Heureusement que l'animation est de grande qualité. Sans atteindre évidemment l'excellente de Pixar ou des DreamWorks destinés au cinéma, ce Voyage vers la Lune reste très solide. Le métrage fait aussi le pari de la diversité avec différentes méthodes d'animation dont quelques séquences à la main très réussies. Le mélange des genres est digeste et l'on apprécie la qualité du travail effectué sur les éléments comme l'eau, la fourrure ainsi que les animations faciales. Même si la direction artistique part dans tous les sens, l'animation reste elle toujours fluide au diapason d'un rythme parfois effréné (une improbable partie de ping-pong en apesanteur notamment) tout en s'avérant crédible afin de faire exister les nombreuses créatures du film.

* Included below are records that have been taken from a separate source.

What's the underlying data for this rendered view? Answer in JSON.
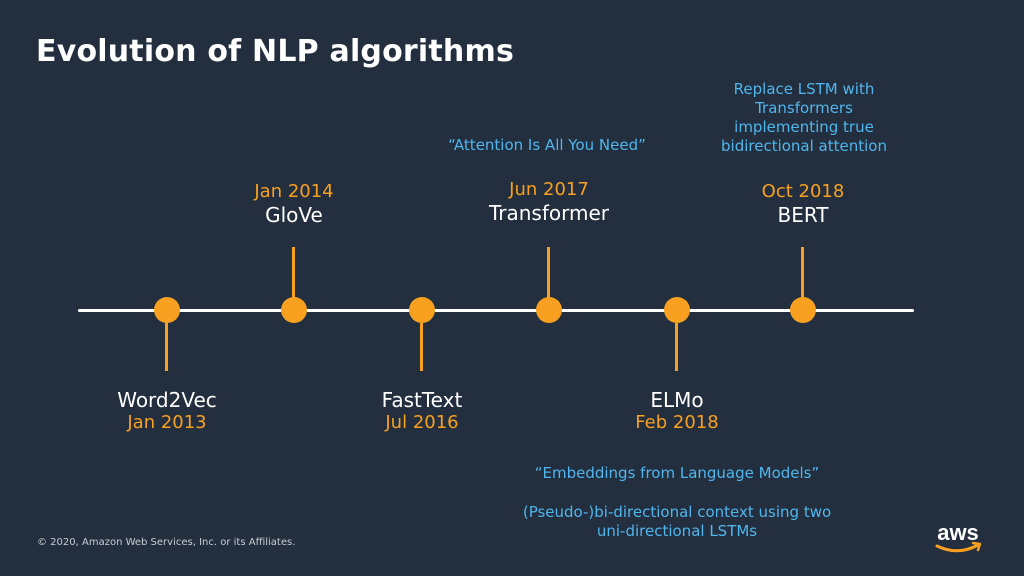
{
  "title": "Evolution of NLP algorithms",
  "milestones": [
    {
      "name": "Word2Vec",
      "date": "Jan 2013"
    },
    {
      "name": "GloVe",
      "date": "Jan 2014"
    },
    {
      "name": "FastText",
      "date": "Jul 2016"
    },
    {
      "name": "Transformer",
      "date": "Jun 2017"
    },
    {
      "name": "ELMo",
      "date": "Feb 2018"
    },
    {
      "name": "BERT",
      "date": "Oct 2018"
    }
  ],
  "notes": {
    "transformer": "“Attention Is All You Need”",
    "bert": "Replace LSTM with Transformers implementing true bidirectional attention",
    "elmo_title": "“Embeddings from Language Models”",
    "elmo_desc": "(Pseudo-)bi-directional context using two uni-directional LSTMs"
  },
  "copyright": "© 2020, Amazon Web Services, Inc. or its Affiliates.",
  "logo": "aws",
  "colors": {
    "background": "#232f3e",
    "accent": "#f8a01f",
    "note": "#4fb6ee",
    "text": "#ffffff"
  }
}
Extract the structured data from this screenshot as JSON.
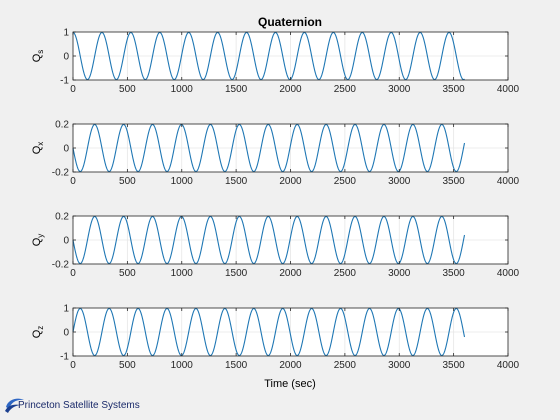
{
  "figure": {
    "title": "Quaternion",
    "xlabel": "Time (sec)",
    "xlim": [
      0,
      4000
    ],
    "xticks": [
      0,
      500,
      1000,
      1500,
      2000,
      2500,
      3000,
      3500,
      4000
    ],
    "grid": true,
    "line_color": "#1f77b4",
    "axes_color": "#ffffff",
    "figure_color": "#f0f0f0"
  },
  "branding": {
    "logo_icon": "swoosh-logo-icon",
    "logo_text": "Princeton Satellite Systems"
  },
  "chart_data": [
    {
      "type": "line",
      "ylabel_main": "Q",
      "ylabel_sub": "s",
      "ylim": [
        -1,
        1
      ],
      "yticks": [
        -1,
        0,
        1
      ],
      "x_range": [
        0,
        3600
      ],
      "series": [
        {
          "model": "sinusoid",
          "amplitude": 0.98,
          "period_sec": 266,
          "phase_deg": 90
        }
      ]
    },
    {
      "type": "line",
      "ylabel_main": "Q",
      "ylabel_sub": "x",
      "ylim": [
        -0.2,
        0.2
      ],
      "yticks": [
        -0.2,
        0,
        0.2
      ],
      "x_range": [
        0,
        3600
      ],
      "series": [
        {
          "model": "sinusoid",
          "amplitude": 0.196,
          "period_sec": 266,
          "phase_deg": 180
        }
      ]
    },
    {
      "type": "line",
      "ylabel_main": "Q",
      "ylabel_sub": "y",
      "ylim": [
        -0.2,
        0.2
      ],
      "yticks": [
        -0.2,
        0,
        0.2
      ],
      "x_range": [
        0,
        3600
      ],
      "series": [
        {
          "model": "sinusoid",
          "amplitude": 0.196,
          "period_sec": 266,
          "phase_deg": 180
        }
      ]
    },
    {
      "type": "line",
      "ylabel_main": "Q",
      "ylabel_sub": "z",
      "ylim": [
        -1,
        1
      ],
      "yticks": [
        -1,
        0,
        1
      ],
      "x_range": [
        0,
        3600
      ],
      "series": [
        {
          "model": "sinusoid",
          "amplitude": 0.98,
          "period_sec": 266,
          "phase_deg": 0
        }
      ]
    }
  ]
}
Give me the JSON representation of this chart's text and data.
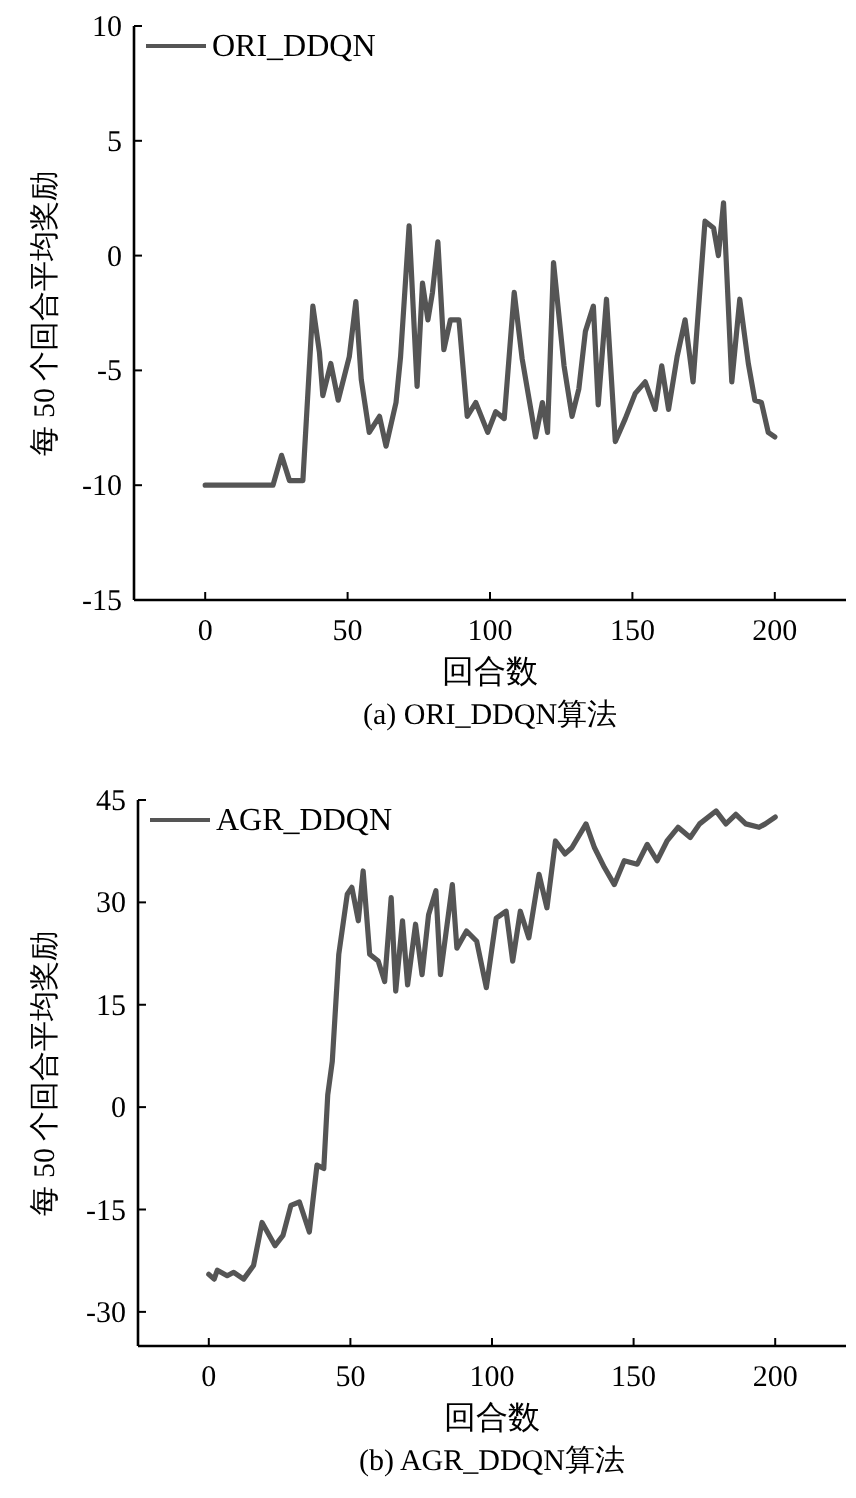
{
  "chart_data": [
    {
      "type": "line",
      "title": "(a) ORI_DDQN算法",
      "xlabel": "回合数",
      "ylabel": "每 50 个回合平均奖励",
      "legend": "top left",
      "grid": false,
      "xlim": [
        -25,
        225
      ],
      "ylim": [
        -15,
        10
      ],
      "xticks": [
        0,
        50,
        100,
        150,
        200
      ],
      "yticks": [
        -15,
        -10,
        -5,
        0,
        5,
        10
      ],
      "series": [
        {
          "name": "ORI_DDQN",
          "color": "#555555",
          "x": [
            0,
            23.8,
            26.8,
            29.6,
            34.3,
            37.8,
            40.1,
            41.3,
            44.1,
            46.7,
            50.6,
            52.9,
            54.8,
            57.6,
            61.2,
            63.5,
            67,
            68.6,
            71.6,
            74.4,
            76.3,
            78.2,
            79.8,
            81.7,
            83.8,
            86.1,
            89.1,
            92,
            95,
            99.2,
            102,
            105,
            108.5,
            111.3,
            116,
            118.4,
            120.2,
            122.3,
            126,
            128.8,
            131.2,
            133.5,
            136.3,
            138,
            140.9,
            144,
            147.5,
            151,
            154.5,
            158,
            160.3,
            162.7,
            165.7,
            168.5,
            171.3,
            175.5,
            178.5,
            180.2,
            182,
            184.9,
            187.7,
            190.7,
            193,
            195.3,
            197.7,
            200
          ],
          "values": [
            -10,
            -10,
            -8.7,
            -9.8,
            -9.8,
            -2.2,
            -4.2,
            -6.1,
            -4.7,
            -6.3,
            -4.4,
            -2,
            -5.4,
            -7.7,
            -7,
            -8.3,
            -6.4,
            -4.4,
            1.3,
            -5.7,
            -1.2,
            -2.8,
            -1.6,
            0.6,
            -4.1,
            -2.8,
            -2.8,
            -7,
            -6.4,
            -7.7,
            -6.8,
            -7.1,
            -1.6,
            -4.5,
            -7.9,
            -6.4,
            -7.7,
            -0.3,
            -4.8,
            -7,
            -5.8,
            -3.3,
            -2.2,
            -6.5,
            -1.9,
            -8.1,
            -7.1,
            -6,
            -5.5,
            -6.7,
            -4.8,
            -6.7,
            -4.4,
            -2.8,
            -5.5,
            1.5,
            1.2,
            0,
            2.3,
            -5.5,
            -1.9,
            -4.7,
            -6.3,
            -6.4,
            -7.7,
            -7.9
          ]
        }
      ]
    },
    {
      "type": "line",
      "title": "(b) AGR_DDQN算法",
      "xlabel": "回合数",
      "ylabel": "每 50 个回合平均奖励",
      "legend": "top left",
      "grid": false,
      "xlim": [
        -25,
        225
      ],
      "ylim": [
        -35,
        45
      ],
      "xticks": [
        0,
        50,
        100,
        150,
        200
      ],
      "yticks": [
        -30,
        -15,
        0,
        15,
        30,
        45
      ],
      "series": [
        {
          "name": "AGR_DDQN",
          "color": "#555555",
          "x": [
            0,
            1.9,
            3,
            6.5,
            8.8,
            12.3,
            15.8,
            18.8,
            23.4,
            26.2,
            29,
            32,
            35.5,
            38.2,
            40.6,
            42,
            43.6,
            45.9,
            48.9,
            50.5,
            52.8,
            54.5,
            56.8,
            59.8,
            62.1,
            64.4,
            66,
            68.4,
            70.2,
            73,
            75.3,
            77.6,
            80.2,
            81.8,
            86,
            87.6,
            91,
            94.6,
            98,
            101.5,
            105,
            107.3,
            110,
            113,
            116.6,
            119.4,
            122.4,
            125.8,
            128.2,
            133.2,
            136.2,
            139.7,
            143.2,
            146.7,
            151.3,
            154.8,
            158.3,
            161.8,
            165.7,
            170,
            173.3,
            179.1,
            182.6,
            186.1,
            189.6,
            194.3,
            196.5,
            200
          ],
          "values": [
            -24.5,
            -25.2,
            -23.9,
            -24.7,
            -24.2,
            -25.2,
            -23.2,
            -16.9,
            -20.3,
            -18.8,
            -14.4,
            -13.9,
            -18.3,
            -8.5,
            -9,
            1.8,
            6.7,
            22.4,
            31.2,
            32.2,
            27.3,
            34.6,
            22.4,
            21.4,
            18.4,
            30.7,
            17,
            27.3,
            17.9,
            26.8,
            19.4,
            28.2,
            31.7,
            19.4,
            32.6,
            23.3,
            25.8,
            24.3,
            17.5,
            27.7,
            28.7,
            21.4,
            28.7,
            24.8,
            34.1,
            29.2,
            39,
            37.1,
            38,
            41.5,
            38,
            35.1,
            32.6,
            36.1,
            35.6,
            38.5,
            36.1,
            39,
            41,
            39.5,
            41.5,
            43.4,
            41.5,
            42.9,
            41.5,
            41,
            41.5,
            42.5
          ]
        }
      ]
    }
  ]
}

Pour ce qui est de la mise en scène de Glen Keane, elle s'avère assez attendue pour un spécialiste de l'animation promu réalisateur : très propre et efficace étant surtout là pour s'adapter aux différents tons des séquences comme aux différentes méthodes d'animation. En même temps, vu l'éparpillement de la production sur plusieurs pays, on a plus le sentiment d'avoir un chef d’orchestre efface à la manœuvre plutôt qu'un artiste ayant une forte vision. Et cela n'est au final pas bien grave car l'intérêt du film est ailleurs.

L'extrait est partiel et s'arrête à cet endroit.